Het project en verder
Op 30 april is het Koninginnedag op de Nederlandse ambassade. Omdat 27 april (Koningsdag) erg ongelukkig uitkwam, in verband met de viering van (orthodox) Pasen, heeft men teruggegrepen naar de oude datum. Bevalt mij wel. Wij worden hartelijk welkom geheten door de ambassadeur en zijn vrouw. In zijn toespraak noemt de ambassadeur de Pauluskerk als een goed voorbeeld van een Nederlands sociaal project, dat van belang is voor de meest kwetsbare groepen in Georgië. Dank u, voor het cadeautje ! Wij hebben het goed samen in naam van de koning en leggen de nodige contacten voor verder, onder andere met de medewerkers van de ambassade. Tijdens de rit terug naar ons hotel wijst Thea op de enorme tegenstelling tussen de wereld waarin wij net waren, de welvoorziene, comfortabele wereld van de diplomatie en de belangenbehartiging. En de wereld van eerder die dag, toen we te gast waren in die veel en veel minder welvoorziene en comfortabele wereld van het “hotel”. Die van de vluchtelingen daar tegen wil en dank. Inderdaad, twee werelden. Altijd weer die enorme en onverkwikkelijke tegenstellingen in hetzelfde land of dezelfde stad tussen mensen, die elkaar niet of nauwelijks tegenkomen.
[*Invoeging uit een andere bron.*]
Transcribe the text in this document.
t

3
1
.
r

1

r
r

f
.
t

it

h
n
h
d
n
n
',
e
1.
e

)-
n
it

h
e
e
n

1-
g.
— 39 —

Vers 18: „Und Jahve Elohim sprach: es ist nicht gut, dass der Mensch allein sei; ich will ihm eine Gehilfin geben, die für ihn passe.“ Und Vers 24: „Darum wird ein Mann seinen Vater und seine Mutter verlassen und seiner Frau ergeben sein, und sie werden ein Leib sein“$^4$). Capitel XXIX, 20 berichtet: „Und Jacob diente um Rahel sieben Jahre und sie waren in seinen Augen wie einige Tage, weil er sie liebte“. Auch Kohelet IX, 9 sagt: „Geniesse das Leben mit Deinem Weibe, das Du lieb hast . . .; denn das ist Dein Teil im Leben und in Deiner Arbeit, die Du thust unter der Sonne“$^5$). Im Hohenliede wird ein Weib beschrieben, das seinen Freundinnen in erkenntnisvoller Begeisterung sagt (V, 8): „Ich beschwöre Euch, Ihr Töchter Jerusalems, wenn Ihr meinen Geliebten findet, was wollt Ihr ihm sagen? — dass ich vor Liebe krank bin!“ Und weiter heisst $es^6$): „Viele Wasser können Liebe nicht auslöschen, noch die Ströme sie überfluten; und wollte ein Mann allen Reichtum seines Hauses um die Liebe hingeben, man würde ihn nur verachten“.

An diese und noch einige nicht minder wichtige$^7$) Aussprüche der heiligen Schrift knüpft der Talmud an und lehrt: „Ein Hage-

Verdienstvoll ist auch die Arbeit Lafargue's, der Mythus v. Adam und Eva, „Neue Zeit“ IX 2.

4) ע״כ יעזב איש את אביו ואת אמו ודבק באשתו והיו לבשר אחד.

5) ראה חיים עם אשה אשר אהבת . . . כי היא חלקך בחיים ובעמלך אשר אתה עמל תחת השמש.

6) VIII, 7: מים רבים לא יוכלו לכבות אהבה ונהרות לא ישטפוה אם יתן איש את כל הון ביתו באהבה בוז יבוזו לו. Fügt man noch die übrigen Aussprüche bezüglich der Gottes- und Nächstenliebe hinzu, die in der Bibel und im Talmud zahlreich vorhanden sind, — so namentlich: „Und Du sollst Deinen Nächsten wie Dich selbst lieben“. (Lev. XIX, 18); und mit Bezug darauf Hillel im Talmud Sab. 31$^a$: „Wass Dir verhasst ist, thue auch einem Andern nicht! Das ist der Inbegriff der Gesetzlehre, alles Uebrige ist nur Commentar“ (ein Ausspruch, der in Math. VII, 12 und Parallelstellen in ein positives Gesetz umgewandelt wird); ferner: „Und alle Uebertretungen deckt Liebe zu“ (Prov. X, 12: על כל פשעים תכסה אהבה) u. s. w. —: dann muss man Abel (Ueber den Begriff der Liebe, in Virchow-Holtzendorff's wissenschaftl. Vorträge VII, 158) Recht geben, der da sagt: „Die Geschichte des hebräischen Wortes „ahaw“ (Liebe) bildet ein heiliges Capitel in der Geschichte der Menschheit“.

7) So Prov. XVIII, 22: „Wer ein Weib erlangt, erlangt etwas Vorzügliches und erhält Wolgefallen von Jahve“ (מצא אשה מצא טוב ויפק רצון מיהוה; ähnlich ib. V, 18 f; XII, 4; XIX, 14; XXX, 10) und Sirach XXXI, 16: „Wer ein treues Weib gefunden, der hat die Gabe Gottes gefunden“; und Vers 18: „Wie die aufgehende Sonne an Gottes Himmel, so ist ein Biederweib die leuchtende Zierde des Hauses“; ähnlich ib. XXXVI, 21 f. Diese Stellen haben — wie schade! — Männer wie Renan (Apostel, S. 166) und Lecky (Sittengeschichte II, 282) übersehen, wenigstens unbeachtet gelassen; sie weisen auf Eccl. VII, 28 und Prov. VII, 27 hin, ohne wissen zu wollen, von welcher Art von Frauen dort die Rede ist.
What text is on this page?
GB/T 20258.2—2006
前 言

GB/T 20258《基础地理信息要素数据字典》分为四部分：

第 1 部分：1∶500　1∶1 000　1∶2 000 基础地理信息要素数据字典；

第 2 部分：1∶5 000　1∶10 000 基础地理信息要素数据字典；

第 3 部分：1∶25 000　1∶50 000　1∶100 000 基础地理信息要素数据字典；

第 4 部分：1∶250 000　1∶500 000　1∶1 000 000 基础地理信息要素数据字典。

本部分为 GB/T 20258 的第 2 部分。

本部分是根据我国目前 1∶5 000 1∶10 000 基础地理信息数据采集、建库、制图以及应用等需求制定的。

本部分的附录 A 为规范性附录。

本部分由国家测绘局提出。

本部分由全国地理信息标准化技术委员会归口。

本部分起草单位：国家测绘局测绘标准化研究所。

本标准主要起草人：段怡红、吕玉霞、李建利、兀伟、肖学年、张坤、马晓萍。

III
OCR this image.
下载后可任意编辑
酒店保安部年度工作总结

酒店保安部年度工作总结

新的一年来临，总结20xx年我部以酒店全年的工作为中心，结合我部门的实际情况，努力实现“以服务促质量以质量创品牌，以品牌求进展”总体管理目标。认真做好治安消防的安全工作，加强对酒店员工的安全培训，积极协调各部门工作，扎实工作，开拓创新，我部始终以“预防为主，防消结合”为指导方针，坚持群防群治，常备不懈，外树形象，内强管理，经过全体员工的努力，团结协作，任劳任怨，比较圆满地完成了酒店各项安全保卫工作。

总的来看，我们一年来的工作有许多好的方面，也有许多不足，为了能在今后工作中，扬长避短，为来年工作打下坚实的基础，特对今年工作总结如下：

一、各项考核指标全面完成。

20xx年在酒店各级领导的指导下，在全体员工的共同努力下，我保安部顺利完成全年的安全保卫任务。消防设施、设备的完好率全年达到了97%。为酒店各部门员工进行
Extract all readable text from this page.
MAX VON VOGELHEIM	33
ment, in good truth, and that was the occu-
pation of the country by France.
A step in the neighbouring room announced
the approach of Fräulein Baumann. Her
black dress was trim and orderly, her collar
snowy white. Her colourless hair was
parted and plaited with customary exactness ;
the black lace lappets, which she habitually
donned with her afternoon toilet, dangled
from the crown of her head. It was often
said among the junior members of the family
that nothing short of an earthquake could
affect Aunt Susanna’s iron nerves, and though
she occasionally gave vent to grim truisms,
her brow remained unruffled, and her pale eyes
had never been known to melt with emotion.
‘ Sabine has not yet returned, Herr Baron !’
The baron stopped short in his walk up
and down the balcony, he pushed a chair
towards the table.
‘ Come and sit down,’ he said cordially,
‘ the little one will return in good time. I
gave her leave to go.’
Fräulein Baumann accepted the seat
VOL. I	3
Tijdens de week veel gesprekken met elkaar over hoe het met Georgië gaat en over de vraag of, en zo ja wat wij vanuit het project eventueel nog meer zouden kunnen betekenen. Duidelijk is, dat het met de vluchtelingen stapje voor stapje wat beter gaat en dat het een aantal van hen lukt om op eigen benen te komen en zelf in hun bestaan te voorzien. Wel zouden we kunnen helpen dat proces nog te versterken. Met name met onze steun in de vorm van microkrediet aan kleine, concrete projecten. We spreken af, dat onze vrienden mensen gaan oproepen en helpen om met een goed plan te komen. Voorwaarden zijn, dat het structurele verbetering geeft en dus bijdraagt aan op eigen benen komen en dat de werkzaamheden kunnen worden verricht door de vluchtelingen, zodat die over een eigen inkomen gaan beschikken. Een eerste plan, dat de verbouw van een tweetal kleine appartementen in Tbilisi behelst, lijkt aan die voorwaarden te voldoen. Ik spreek af, dat er op korte termijn een voorstel komt met een plan en een begroting.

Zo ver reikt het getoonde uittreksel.